Who will lead the Conservatives into the next general election, scheduled for 2022? From the moment the BBC exit poll correctly predicted that the party would win this year’s election but lose seats, Theresa May’s time as leader and Prime Minister seemed severely limited. Though she has pledged to remain in post for the next election, it is hard to find a single person who believes this will actually happen. Inevitably, rumours are swirling around about who will succeed May when she resigns.
The usual candidates – those in great offices of state and the cabinet – topped everybody’s list in the immediate aftermath of the election debacle. The Conservative Party, however, have managed to calm down significantly and it now seems likely that May will stay in Downing Street until at least 2019, after Brexit Day.
Simultaneously, Tory backbenchers and party members are indicating that they are not entirely convinced by any of the leading candidates.
Boris Johnson, Amber Rudd, Philip Hammond, David Davis and Co all have their unique strengths, but at the same time, as long serving politicians, they have also said and done things that could be held against them were they to lead the party. Additionally, after seven years in power, most big beasts are implicated by the tough decisions, mistakes and compromises that government inevitably brings with itself.
The view that the Tories should look for a fresh face, someone not currently in cabinet, to be their next leader when a vacancy finally arrives is therefore gradually gaining traction. Who then are those next Gen Conservatives who might end up making up the leadership of the party come 2022?

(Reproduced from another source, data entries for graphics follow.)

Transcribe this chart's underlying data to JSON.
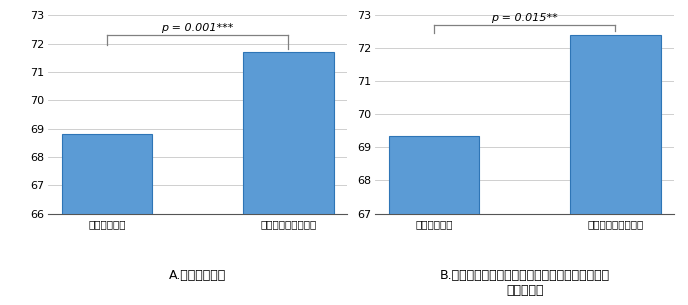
{
  "left_chart": {
    "categories": [
      "ソーティング",
      "ランダムマッチング"
    ],
    "values": [
      68.8,
      71.7
    ],
    "ylim": [
      66,
      73
    ],
    "yticks": [
      66,
      67,
      68,
      69,
      70,
      71,
      72,
      73
    ],
    "bar_color": "#5B9BD5",
    "bar_edge_color": "#2E75B6",
    "p_text": "p = 0.001***",
    "caption": "A.　全ての学生"
  },
  "right_chart": {
    "categories": [
      "ソーティング",
      "ランダムマッチング"
    ],
    "values": [
      69.35,
      72.4
    ],
    "ylim": [
      67,
      73
    ],
    "yticks": [
      67,
      68,
      69,
      70,
      71,
      72,
      73
    ],
    "bar_color": "#5B9BD5",
    "bar_edge_color": "#2E75B6",
    "p_text": "p = 0.015**",
    "caption": "B.２名ともにピアレポート課顔を提出したペアに\n属する学生"
  },
  "bar_width": 0.5,
  "background_color": "#FFFFFF",
  "grid_color": "#C8C8C8",
  "bracket_color": "#808080",
  "tick_fontsize": 8,
  "xtick_fontsize": 7.5,
  "caption_fontsize": 9,
  "ptext_fontsize": 8
}
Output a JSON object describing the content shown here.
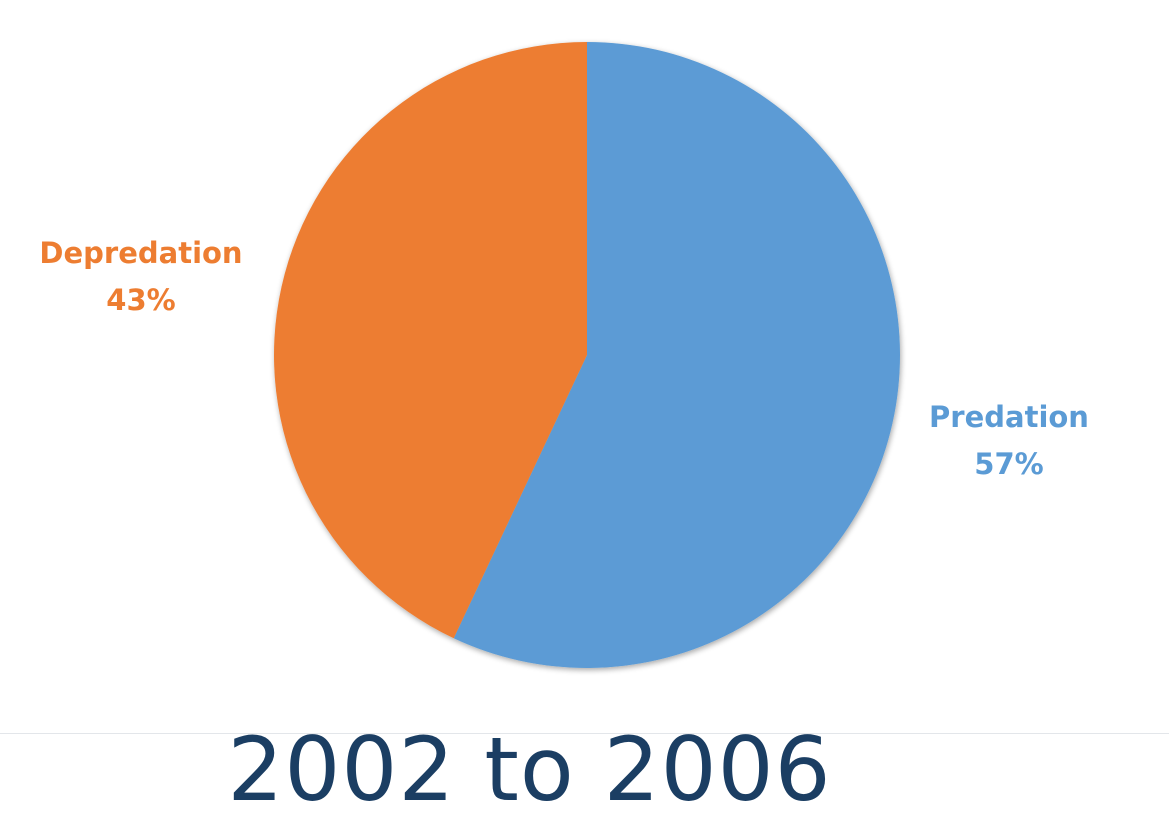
{
  "chart_data": {
    "type": "pie",
    "title": "",
    "slices": [
      {
        "label": "Predation",
        "percent_label": "57%",
        "value": 57,
        "color": "#5b9bd5"
      },
      {
        "label": "Depredation",
        "percent_label": "43%",
        "value": 43,
        "color": "#ed7d31"
      }
    ]
  },
  "caption": "2002 to 2006"
}
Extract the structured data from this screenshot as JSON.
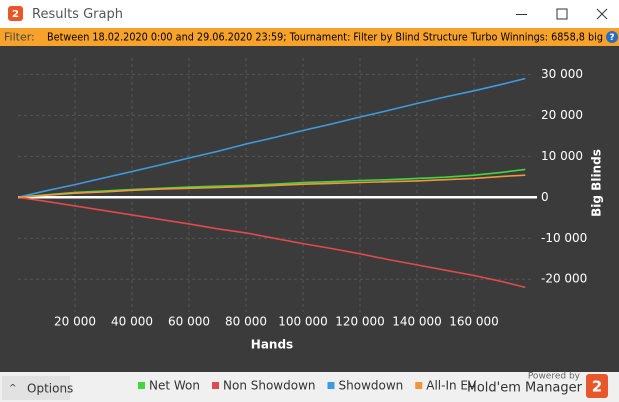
{
  "window": {
    "app_icon": "2",
    "title": "Results Graph"
  },
  "filter": {
    "label": "Filter:",
    "text": "Between 18.02.2020 0:00 and 29.06.2020 23:59; Tournament: Filter by Blind Structure  Turbo Winnings: 6858,8 big"
  },
  "chart_data": {
    "type": "line",
    "x_label": "Hands",
    "y_label": "Big Blinds",
    "x": [
      0,
      10000,
      20000,
      30000,
      40000,
      50000,
      60000,
      70000,
      80000,
      90000,
      100000,
      110000,
      120000,
      130000,
      140000,
      150000,
      160000,
      170000,
      178000
    ],
    "series": [
      {
        "name": "Net Won",
        "color": "#3fd93f",
        "values": [
          0,
          600,
          1200,
          1500,
          1900,
          2200,
          2500,
          2700,
          2900,
          3200,
          3600,
          3800,
          4100,
          4300,
          4600,
          4900,
          5400,
          6100,
          6800
        ]
      },
      {
        "name": "Non Showdown",
        "color": "#e04a4a",
        "values": [
          0,
          -1000,
          -2100,
          -3200,
          -4300,
          -5400,
          -6500,
          -7700,
          -8700,
          -10000,
          -11300,
          -12500,
          -13800,
          -15200,
          -16500,
          -17800,
          -19100,
          -20600,
          -22000
        ]
      },
      {
        "name": "Showdown",
        "color": "#3d9be0",
        "values": [
          0,
          1600,
          3100,
          4700,
          6300,
          7900,
          9600,
          11200,
          13000,
          14600,
          16300,
          17900,
          19600,
          21200,
          22900,
          24500,
          26000,
          27600,
          29000
        ]
      },
      {
        "name": "All-In EV",
        "color": "#f0963c",
        "values": [
          0,
          500,
          1000,
          1300,
          1700,
          2000,
          2200,
          2400,
          2600,
          2900,
          3200,
          3400,
          3600,
          3800,
          4000,
          4300,
          4600,
          5100,
          5400
        ]
      }
    ],
    "xlim": [
      0,
      180000
    ],
    "ylim": [
      -28000,
      34000
    ],
    "xticks": [
      {
        "value": 20000,
        "label": "20 000"
      },
      {
        "value": 40000,
        "label": "40 000"
      },
      {
        "value": 60000,
        "label": "60 000"
      },
      {
        "value": 80000,
        "label": "80 000"
      },
      {
        "value": 100000,
        "label": "100 000"
      },
      {
        "value": 120000,
        "label": "120 000"
      },
      {
        "value": 140000,
        "label": "140 000"
      },
      {
        "value": 160000,
        "label": "160 000"
      }
    ],
    "yticks": [
      {
        "value": -20000,
        "label": "-20 000"
      },
      {
        "value": -10000,
        "label": "-10 000"
      },
      0,
      {
        "value": 10000,
        "label": "10 000"
      },
      {
        "value": 20000,
        "label": "20 000"
      },
      {
        "value": 30000,
        "label": "30 000"
      }
    ],
    "grid": true,
    "legend": "bottom"
  },
  "footer": {
    "options": "Options",
    "powered_by": "Powered by",
    "brand": "Hold'em Manager",
    "logo": "2"
  }
}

The candidate with the biggest following right now is Jacob Rees-Mogg. The member for North East Somerset – or rather the member for the 19th century – has become somewhat of a cult figure for those Tory activists yearning for true conservatism, integrity and authenticity.
Those more concerned with building a party suited for the challenges of the 21st century and improving its electability disagree, citing his posh demeanour and unpalatable views on many issues, from same-sex marriage and abortion to climate change and Donald Trump.
Rees-Mogg has ruled himself out for the leadership, but he may still be in with a chance of landing a Cabinet job.
Two members currently in junior ministerial roles are also widely tipped for higher offices and possibly leadership ambitions: Dominic Raab, the Minister for Courts and Justice, and Jo Johnson, the Minister for Universities and Science.
Raab, while not without controversies, is a highly intelligent and capable minister and his conservative, but not reactionary, views on most subjects would find significant support among the Tory base.
Johnson, former Head of the No.10 Policy Unit under David Cameron, belongs to the more centrist wing of the party. He combines a lot of his brother’s strengths – intellect, wit, charm, moderate political views – with a lack of Boris’s weaknesses – laziness, unreliability, extreme ambition. Johnson was also named as a potential Prime Minister by non-other than Sir Anthony Seldon.
With Brexit and Trump, foreign policy has become ever more important. Two experts in the field – Tom Tugendhat and Johnny Mercer – are among the rising stars on the Tory backbenches.
Tugendhat won the election for the chairmanship of the influential Foreign Affairs Select Committee a couple of weeks ago, after only two years in the Commons. With a distinguished army career, very impressive performances in parliament and a powerful new role, he is destined for greater things.
Mercer, who shares the army background, is a very modern, compassionate “neo-Cameroon” - someone who also isn’t afraid to occasionally challenge his own party. If the Tories decide it is time for a clean slate, a break with the past, then Mercer could be the man.
It would be hugely surprising should Kwasi Kwarteng not play a significant role in the future Conservative Party. Had the Tories won an increased majority in June, he would probably already be more than Parliamentary Private Secretary to the Chancellor of the Exchequer.
Arguably the most high-profile Tory BAME MP, he has been called a “rising star of politics” and Theresa May would be making a huge mistake if she did not promote him further. Kwarteng certainly has the potential for Cabinet positions, potentially even more than that.
The Conservative party has a huge amount of talent in junior ministerial jobs and on the backbenches. If and when Theresa May finds the power and courage to reshuffle her cabinet some of those mentioned surely be promoted, further testing their capabilities in public office. We should not be surprised if the Tories decide to skip a generation and look to one of the many brilliant MPs of the next generation when electing their next leader.